Arkansas’ new Competitive Equity Factor will level the playing field between public and private school programs – high school sports news, scores, videos, rankings
By Leland Barclay
The Competitive Equity Factor for the classification of non-public schools was approved by the Arkansas Activities Association board of directors on the first day of its annual workshop.
The Competitive Equity Factor uses a formula to determine whether a private school has been overly competitive in a sport in its assigned classification over a four-year period. If so, this school will be upgraded by an additional classification for this sport for the next four years.
The competitive equity factor was adopted with 157 for and 28 against. It was created to level the playing field between public and private schools after concerns were raised about the disproportionate number of state championships won by private schools
With the approval of the Competitive Equity Factor, the member schools have also agreed to amend Section 10, Rule 1 of the AAA Bylaws, which requires classification adjustments 16, 16, 32, 48, 48, 48. Public schools are assigned their classifications based on the three-year average of students in grades 9-11, after which non-public schools are assigned classifications based on adjustments to the competitive equity factor.
Non-public schools or private schools are already being increased by one classification. The Competitive Equity Factor could raise a school with an additional classification for achieving 10 competitive balance sheet points over the four-year period, which includes:
3 – Runner-up in a state championship game
2 – Playoff win
1 – conference championship
Points cannot be accumulated and most of the points a team can earn in a season are four.
Teams can also be removed from a classification if they earn two or fewer points.

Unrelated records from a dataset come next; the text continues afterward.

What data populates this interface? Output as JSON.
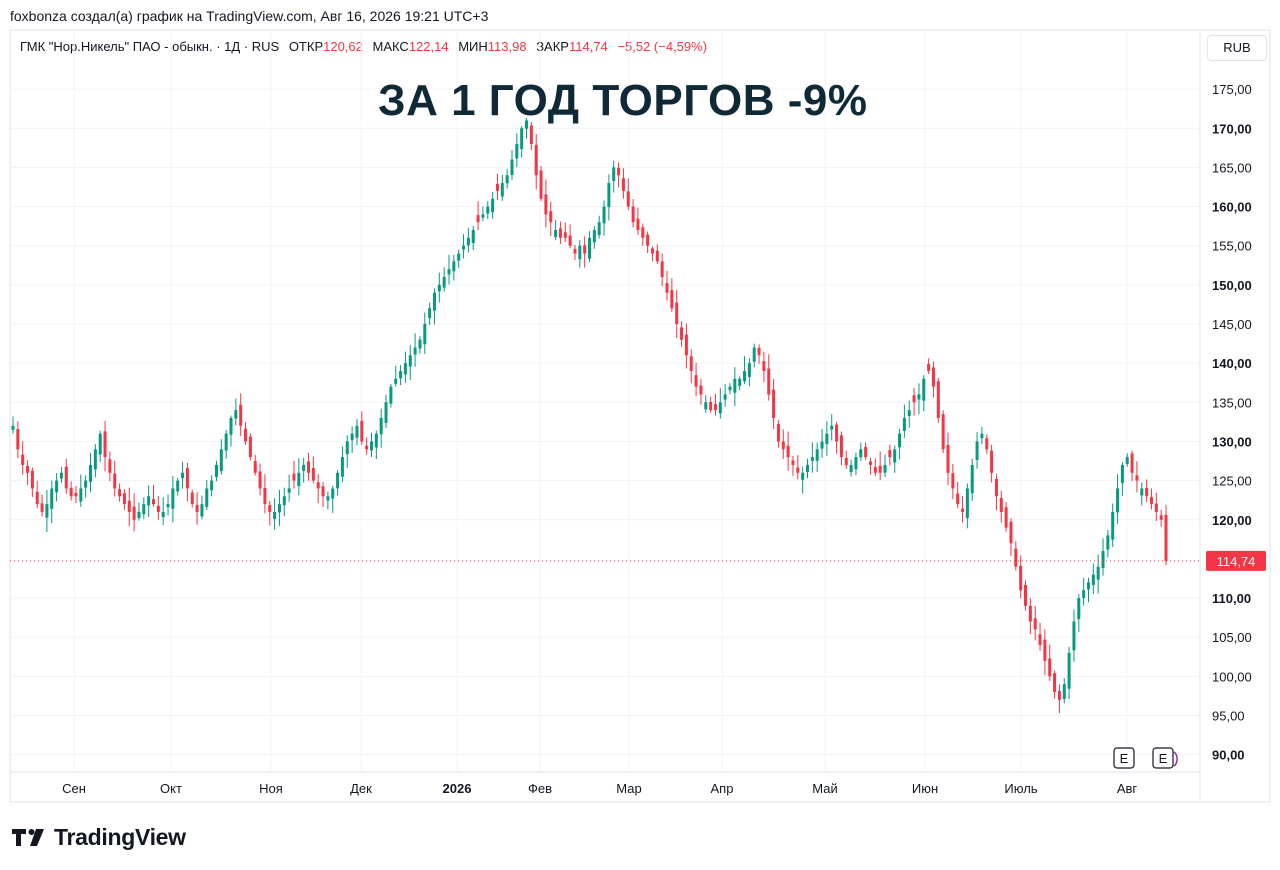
{
  "header": {
    "published_by": "foxbonza создал(а) график на TradingView.com, Авг 16, 2026 19:21 UTC+3"
  },
  "legend": {
    "symbol": "ГМК \"Нор.Никель\" ПАО - обыкн. · 1Д · RUS",
    "open_label": "ОТКР",
    "open_value": "120,62",
    "high_label": "МАКС",
    "high_value": "122,14",
    "low_label": "МИН",
    "low_value": "113,98",
    "close_label": "ЗАКР",
    "close_value": "114,74",
    "change": "−5,52 (−4,59%)"
  },
  "headline": "ЗА 1 ГОД ТОРГОВ -9%",
  "currency_button": "RUB",
  "events": [
    {
      "label": "E"
    },
    {
      "label": "E"
    }
  ],
  "brand": {
    "name": "TradingView"
  },
  "colors": {
    "up": "#089981",
    "down": "#f23645",
    "grid": "#f0f3fa",
    "text": "#131722",
    "headline": "#0f2a36"
  },
  "chart_data": {
    "type": "candlestick",
    "title": "ЗА 1 ГОД ТОРГОВ -9%",
    "currency": "RUB",
    "interval": "1Д",
    "ylim": [
      90,
      177
    ],
    "y_ticks": [
      "175,00",
      "170,00",
      "165,00",
      "160,00",
      "155,00",
      "150,00",
      "145,00",
      "140,00",
      "135,00",
      "130,00",
      "125,00",
      "120,00",
      "110,00",
      "105,00",
      "100,00",
      "95,00",
      "90,00"
    ],
    "x_ticks": [
      "Сен",
      "Окт",
      "Ноя",
      "Дек",
      "2026",
      "Фев",
      "Мар",
      "Апр",
      "Май",
      "Июн",
      "Июль",
      "Авг"
    ],
    "last_price": 114.74,
    "last_price_label": "114,74",
    "grid": true,
    "closes": [
      132,
      129,
      127,
      126,
      124,
      122,
      121,
      122,
      124,
      125,
      126,
      124,
      123,
      123,
      124,
      125,
      127,
      129,
      131,
      128,
      126,
      124,
      123,
      122,
      121,
      120,
      121,
      122,
      123,
      122,
      121,
      121,
      122,
      124,
      125,
      126,
      124,
      122,
      121,
      122,
      124,
      125,
      127,
      129,
      131,
      133,
      134,
      132,
      130,
      128,
      126,
      124,
      122,
      121,
      121,
      122,
      123,
      124,
      125,
      126,
      127,
      126,
      125,
      124,
      123,
      123,
      124,
      126,
      128,
      130,
      131,
      132,
      130,
      129,
      130,
      131,
      133,
      135,
      137,
      138,
      139,
      140,
      141,
      142,
      143,
      145,
      147,
      149,
      150,
      151,
      152,
      153,
      154,
      155,
      156,
      157,
      158,
      159,
      160,
      161,
      162,
      163,
      164,
      166,
      168,
      170,
      171,
      168,
      164,
      161,
      159,
      158,
      157,
      156,
      156,
      155,
      154,
      155,
      154,
      156,
      157,
      158,
      160,
      163,
      165,
      164,
      162,
      160,
      158,
      157,
      156,
      155,
      154,
      153,
      151,
      149,
      147,
      145,
      143,
      141,
      139,
      137,
      136,
      135,
      134,
      134,
      135,
      136,
      137,
      138,
      138,
      139,
      140,
      142,
      141,
      139,
      136,
      133,
      130,
      129,
      128,
      127,
      126,
      126,
      127,
      128,
      129,
      130,
      131,
      132,
      130,
      128,
      127,
      127,
      128,
      129,
      128,
      127,
      126,
      126,
      127,
      128,
      129,
      131,
      133,
      134,
      135,
      136,
      138,
      139,
      137,
      133,
      129,
      126,
      124,
      122,
      121,
      124,
      127,
      130,
      131,
      129,
      126,
      123,
      121,
      119,
      117,
      114,
      111,
      109,
      107,
      106,
      104,
      102,
      100,
      98,
      97,
      99,
      103,
      107,
      110,
      111,
      112,
      113,
      114,
      116,
      118,
      121,
      124,
      127,
      128,
      126,
      125,
      124,
      123,
      122,
      121,
      120,
      114.74
    ]
  }
}
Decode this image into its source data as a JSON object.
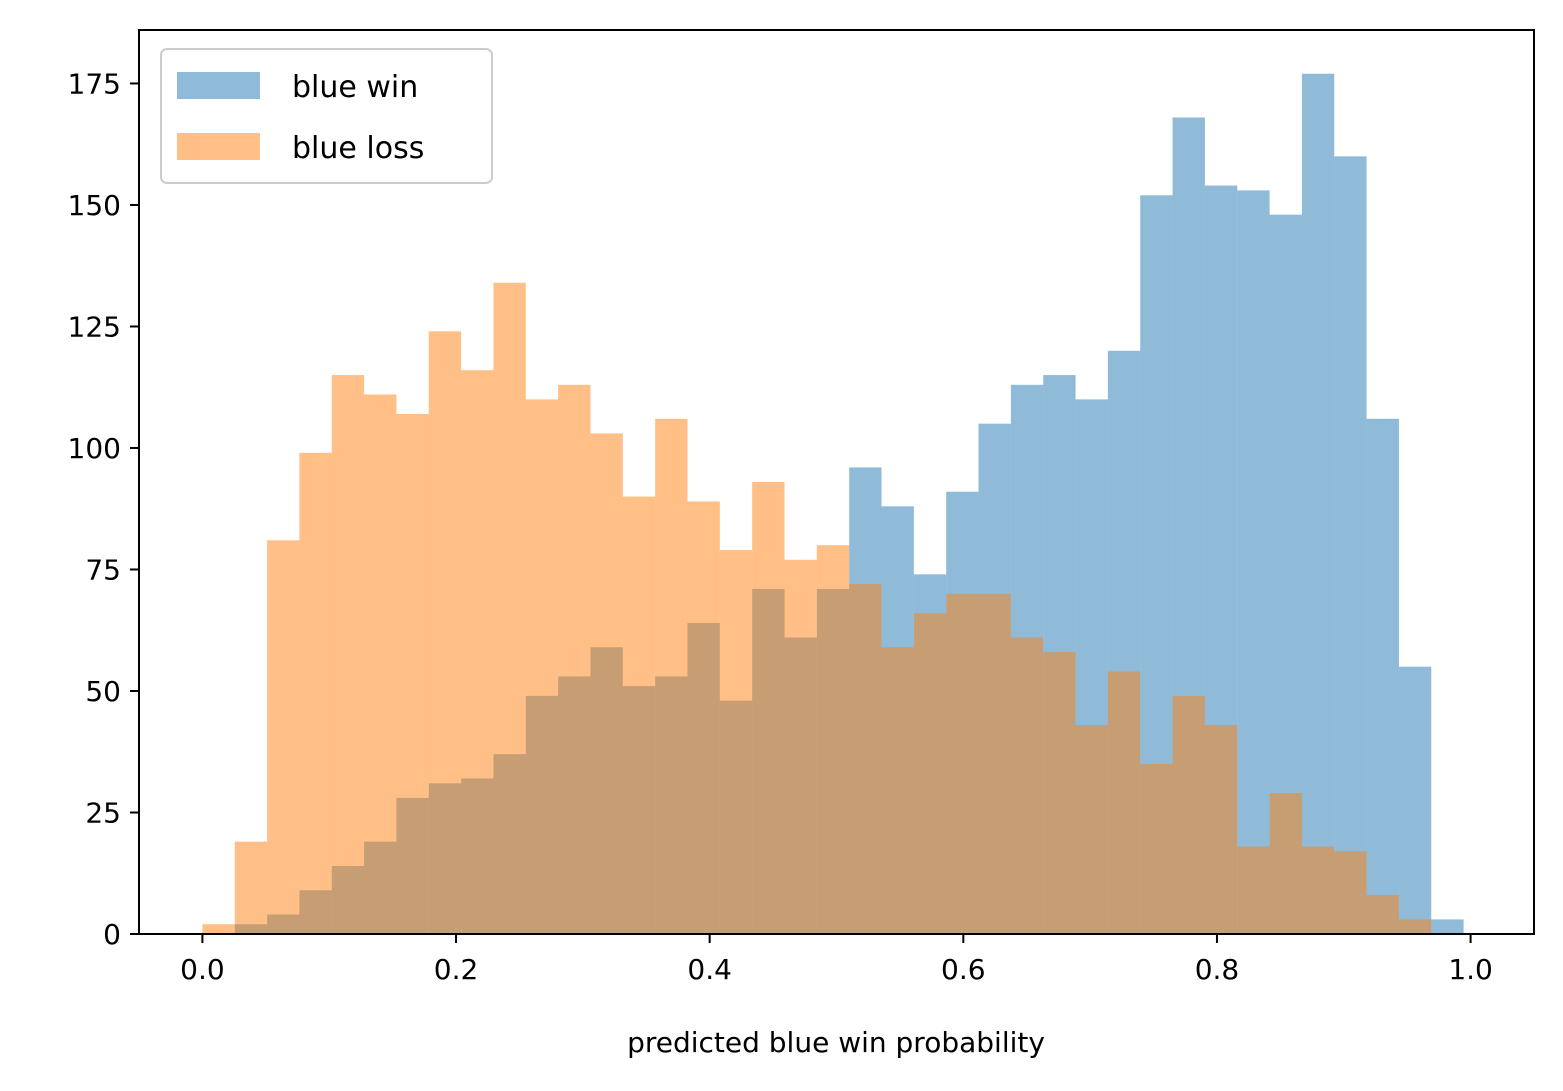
{
  "chart_data": {
    "type": "bar",
    "subtype": "overlapping-histogram",
    "title": "",
    "xlabel": "predicted blue win probability",
    "ylabel": "",
    "xlim": [
      -0.05,
      1.05
    ],
    "ylim": [
      0,
      186
    ],
    "xticks": [
      0.0,
      0.2,
      0.4,
      0.6,
      0.8,
      1.0
    ],
    "xtick_labels": [
      "0.0",
      "0.2",
      "0.4",
      "0.6",
      "0.8",
      "1.0"
    ],
    "yticks": [
      0,
      25,
      50,
      75,
      100,
      125,
      150,
      175
    ],
    "ytick_labels": [
      "0",
      "25",
      "50",
      "75",
      "100",
      "125",
      "150",
      "175"
    ],
    "grid": false,
    "legend_position": "top-left",
    "bar_alpha": 0.5,
    "series": [
      {
        "name": "blue win",
        "color": "#1f77b4",
        "bin_start": 0.0255,
        "bin_width": 0.0255,
        "values": [
          2,
          4,
          9,
          14,
          19,
          28,
          31,
          32,
          37,
          49,
          53,
          59,
          51,
          53,
          64,
          48,
          71,
          61,
          71,
          96,
          88,
          74,
          91,
          105,
          113,
          115,
          110,
          120,
          152,
          168,
          154,
          153,
          148,
          177,
          160,
          106,
          55,
          3
        ]
      },
      {
        "name": "blue loss",
        "color": "#ff7f0e",
        "bin_start": 0.0,
        "bin_width": 0.0255,
        "values": [
          2,
          19,
          81,
          99,
          115,
          111,
          107,
          124,
          116,
          134,
          110,
          113,
          103,
          90,
          106,
          89,
          79,
          93,
          77,
          80,
          72,
          59,
          66,
          70,
          70,
          61,
          58,
          43,
          54,
          35,
          49,
          43,
          18,
          29,
          18,
          17,
          8,
          3
        ]
      }
    ]
  }
}
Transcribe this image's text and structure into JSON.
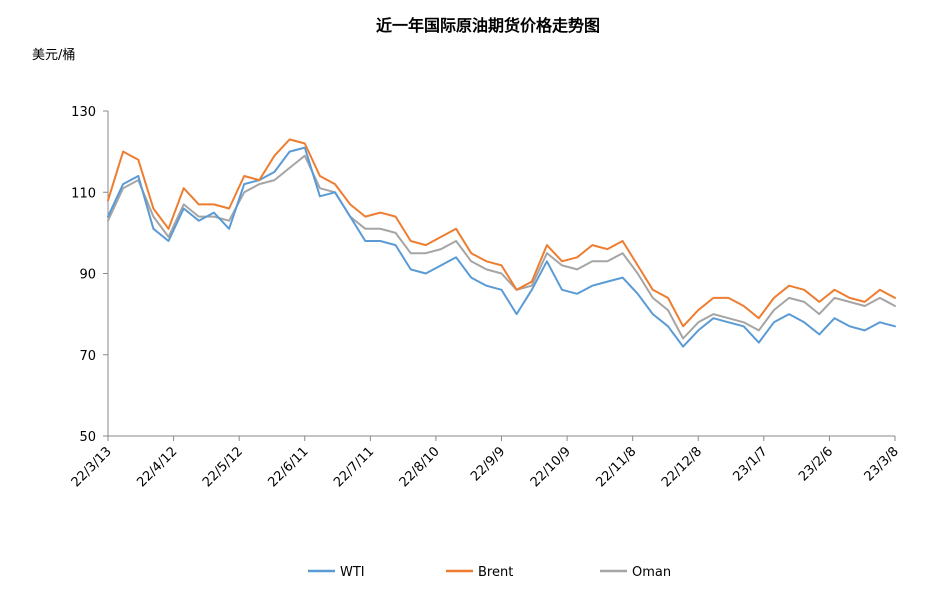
{
  "chart_data": {
    "type": "line",
    "title": "近一年国际原油期货价格走势图",
    "ylabel": "美元/桶",
    "xlabel": "",
    "ylim": [
      50,
      130
    ],
    "yticks": [
      50,
      70,
      90,
      110,
      130
    ],
    "xtick_labels": [
      "22/3/13",
      "22/4/12",
      "22/5/12",
      "22/6/11",
      "22/7/11",
      "22/8/10",
      "22/9/9",
      "22/10/9",
      "22/11/8",
      "22/12/8",
      "23/1/7",
      "23/2/6",
      "23/3/8"
    ],
    "grid": false,
    "legend": "bottom",
    "colors": {
      "WTI": "#5b9bd5",
      "Brent": "#ed7d31",
      "Oman": "#a5a5a5"
    },
    "series": [
      {
        "name": "WTI",
        "x": [
          "22/3/13",
          "22/3/20",
          "22/3/27",
          "22/4/3",
          "22/4/10",
          "22/4/17",
          "22/4/24",
          "22/5/1",
          "22/5/8",
          "22/5/15",
          "22/5/22",
          "22/5/29",
          "22/6/5",
          "22/6/12",
          "22/6/19",
          "22/6/26",
          "22/7/3",
          "22/7/10",
          "22/7/17",
          "22/7/24",
          "22/7/31",
          "22/8/7",
          "22/8/14",
          "22/8/21",
          "22/8/28",
          "22/9/4",
          "22/9/11",
          "22/9/18",
          "22/9/25",
          "22/10/2",
          "22/10/9",
          "22/10/16",
          "22/10/23",
          "22/10/30",
          "22/11/6",
          "22/11/13",
          "22/11/20",
          "22/11/27",
          "22/12/4",
          "22/12/11",
          "22/12/18",
          "22/12/25",
          "23/1/1",
          "23/1/8",
          "23/1/15",
          "23/1/22",
          "23/1/29",
          "23/2/5",
          "23/2/12",
          "23/2/19",
          "23/2/26",
          "23/3/5",
          "23/3/8"
        ],
        "values": [
          104,
          112,
          114,
          101,
          98,
          106,
          103,
          105,
          101,
          112,
          113,
          115,
          120,
          121,
          109,
          110,
          104,
          98,
          98,
          97,
          91,
          90,
          92,
          94,
          89,
          87,
          86,
          80,
          86,
          93,
          86,
          85,
          87,
          88,
          89,
          85,
          80,
          77,
          72,
          76,
          79,
          78,
          77,
          73,
          78,
          80,
          78,
          75,
          79,
          77,
          76,
          78,
          77
        ]
      },
      {
        "name": "Brent",
        "x": [
          "22/3/13",
          "22/3/20",
          "22/3/27",
          "22/4/3",
          "22/4/10",
          "22/4/17",
          "22/4/24",
          "22/5/1",
          "22/5/8",
          "22/5/15",
          "22/5/22",
          "22/5/29",
          "22/6/5",
          "22/6/12",
          "22/6/19",
          "22/6/26",
          "22/7/3",
          "22/7/10",
          "22/7/17",
          "22/7/24",
          "22/7/31",
          "22/8/7",
          "22/8/14",
          "22/8/21",
          "22/8/28",
          "22/9/4",
          "22/9/11",
          "22/9/18",
          "22/9/25",
          "22/10/2",
          "22/10/9",
          "22/10/16",
          "22/10/23",
          "22/10/30",
          "22/11/6",
          "22/11/13",
          "22/11/20",
          "22/11/27",
          "22/12/4",
          "22/12/11",
          "22/12/18",
          "22/12/25",
          "23/1/1",
          "23/1/8",
          "23/1/15",
          "23/1/22",
          "23/1/29",
          "23/2/5",
          "23/2/12",
          "23/2/19",
          "23/2/26",
          "23/3/5",
          "23/3/8"
        ],
        "values": [
          108,
          120,
          118,
          106,
          101,
          111,
          107,
          107,
          106,
          114,
          113,
          119,
          123,
          122,
          114,
          112,
          107,
          104,
          105,
          104,
          98,
          97,
          99,
          101,
          95,
          93,
          92,
          86,
          88,
          97,
          93,
          94,
          97,
          96,
          98,
          92,
          86,
          84,
          77,
          81,
          84,
          84,
          82,
          79,
          84,
          87,
          86,
          83,
          86,
          84,
          83,
          86,
          84
        ]
      },
      {
        "name": "Oman",
        "x": [
          "22/3/13",
          "22/3/20",
          "22/3/27",
          "22/4/3",
          "22/4/10",
          "22/4/17",
          "22/4/24",
          "22/5/1",
          "22/5/8",
          "22/5/15",
          "22/5/22",
          "22/5/29",
          "22/6/5",
          "22/6/12",
          "22/6/19",
          "22/6/26",
          "22/7/3",
          "22/7/10",
          "22/7/17",
          "22/7/24",
          "22/7/31",
          "22/8/7",
          "22/8/14",
          "22/8/21",
          "22/8/28",
          "22/9/4",
          "22/9/11",
          "22/9/18",
          "22/9/25",
          "22/10/2",
          "22/10/9",
          "22/10/16",
          "22/10/23",
          "22/10/30",
          "22/11/6",
          "22/11/13",
          "22/11/20",
          "22/11/27",
          "22/12/4",
          "22/12/11",
          "22/12/18",
          "22/12/25",
          "23/1/1",
          "23/1/8",
          "23/1/15",
          "23/1/22",
          "23/1/29",
          "23/2/5",
          "23/2/12",
          "23/2/19",
          "23/2/26",
          "23/3/5",
          "23/3/8"
        ],
        "values": [
          103,
          111,
          113,
          104,
          99,
          107,
          104,
          104,
          103,
          110,
          112,
          113,
          116,
          119,
          111,
          110,
          104,
          101,
          101,
          100,
          95,
          95,
          96,
          98,
          93,
          91,
          90,
          86,
          87,
          95,
          92,
          91,
          93,
          93,
          95,
          90,
          84,
          81,
          74,
          78,
          80,
          79,
          78,
          76,
          81,
          84,
          83,
          80,
          84,
          83,
          82,
          84,
          82
        ]
      }
    ]
  }
}
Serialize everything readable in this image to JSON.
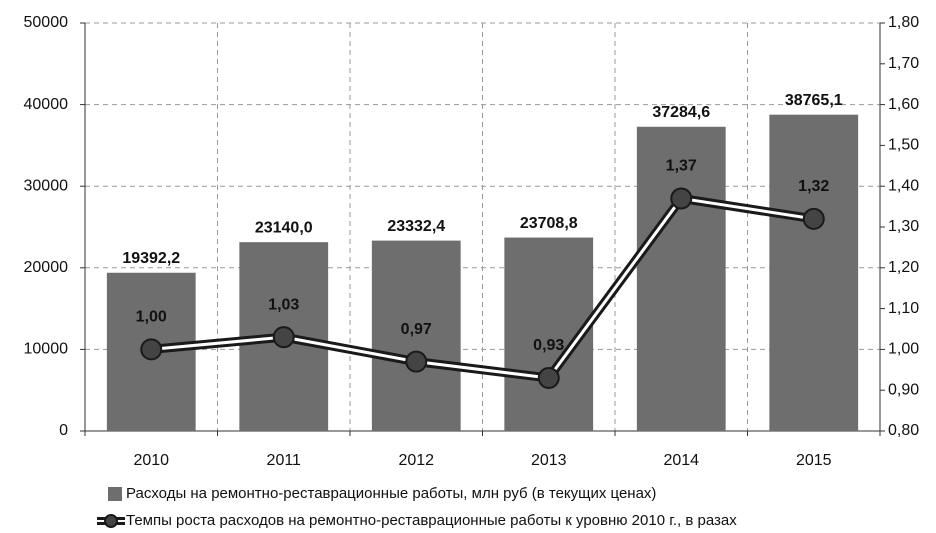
{
  "chart_data": {
    "type": "bar",
    "categories": [
      "2010",
      "2011",
      "2012",
      "2013",
      "2014",
      "2015"
    ],
    "series": [
      {
        "name": "Расходы на ремонтно-реставрационные работы, млн  руб (в текущих ценах)",
        "type": "bar",
        "color": "#6e6e6e",
        "values": [
          19392.2,
          23140.0,
          23332.4,
          23708.8,
          37284.6,
          38765.1
        ],
        "value_labels": [
          "19392,2",
          "23140,0",
          "23332,4",
          "23708,8",
          "37284,6",
          "38765,1"
        ]
      },
      {
        "name": "Темпы роста расходов на ремонтно-реставрационные работы к уровню 2010 г., в разах",
        "type": "line",
        "axis": "y2",
        "color": "#1a1a1a",
        "values": [
          1.0,
          1.03,
          0.97,
          0.93,
          1.37,
          1.32
        ],
        "value_labels": [
          "1,00",
          "1,03",
          "0,97",
          "0,93",
          "1,37",
          "1,32"
        ]
      }
    ],
    "ylim": [
      0,
      50000
    ],
    "yticks": [
      0,
      10000,
      20000,
      30000,
      40000,
      50000
    ],
    "y2lim": [
      0.8,
      1.8
    ],
    "y2ticks": [
      {
        "value": 0.8,
        "label": "0,80"
      },
      {
        "value": 0.9,
        "label": "0,90"
      },
      {
        "value": 1.0,
        "label": "1,00"
      },
      {
        "value": 1.1,
        "label": "1,10"
      },
      {
        "value": 1.2,
        "label": "1,20"
      },
      {
        "value": 1.3,
        "label": "1,30"
      },
      {
        "value": 1.4,
        "label": "1,40"
      },
      {
        "value": 1.5,
        "label": "1,50"
      },
      {
        "value": 1.6,
        "label": "1,60"
      },
      {
        "value": 1.7,
        "label": "1,70"
      },
      {
        "value": 1.8,
        "label": "1,80"
      }
    ],
    "grid": true,
    "legend": "bottom"
  }
}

The competitive equity factor starts for the school year 2022/23. Points are determined for the last three seasons and the coming school year.
Implementation of the Competitive Equity Factor concludes the hearing on Arkansas House Bill 1097, filed in January, calling on the Arkansas Activities Association to create either two separate conference systems or playoff and state tournament systems for public schools and private schools.
The main sponsor of House Bill 1097 was Jim Wooten, a Republican representative for Beebe.
In team sports, private schools won the following state championships in the 2020/2021 school year:
Soccer – Pulaski Academy (5A), Shiloh Christian (4A), Harding Academy (3A)
Boys’ basketball – Harding Academy (3A)
Baseball – Harding Academy (3A)
Softball – Baptist Preparation (3A)
Girls’ Football – Pulaski Academy (4A), Harding Academy (3A)
Also, Little Rock Christian played in the Class 5A Football Championship, Sacred Heart played in the Girls ‘Class 1A Basketball Championship, and Harding Academy played in the Boys’ Class 3A Championship. There were no private schools in the state championship games of girls’ basketball or volleyball.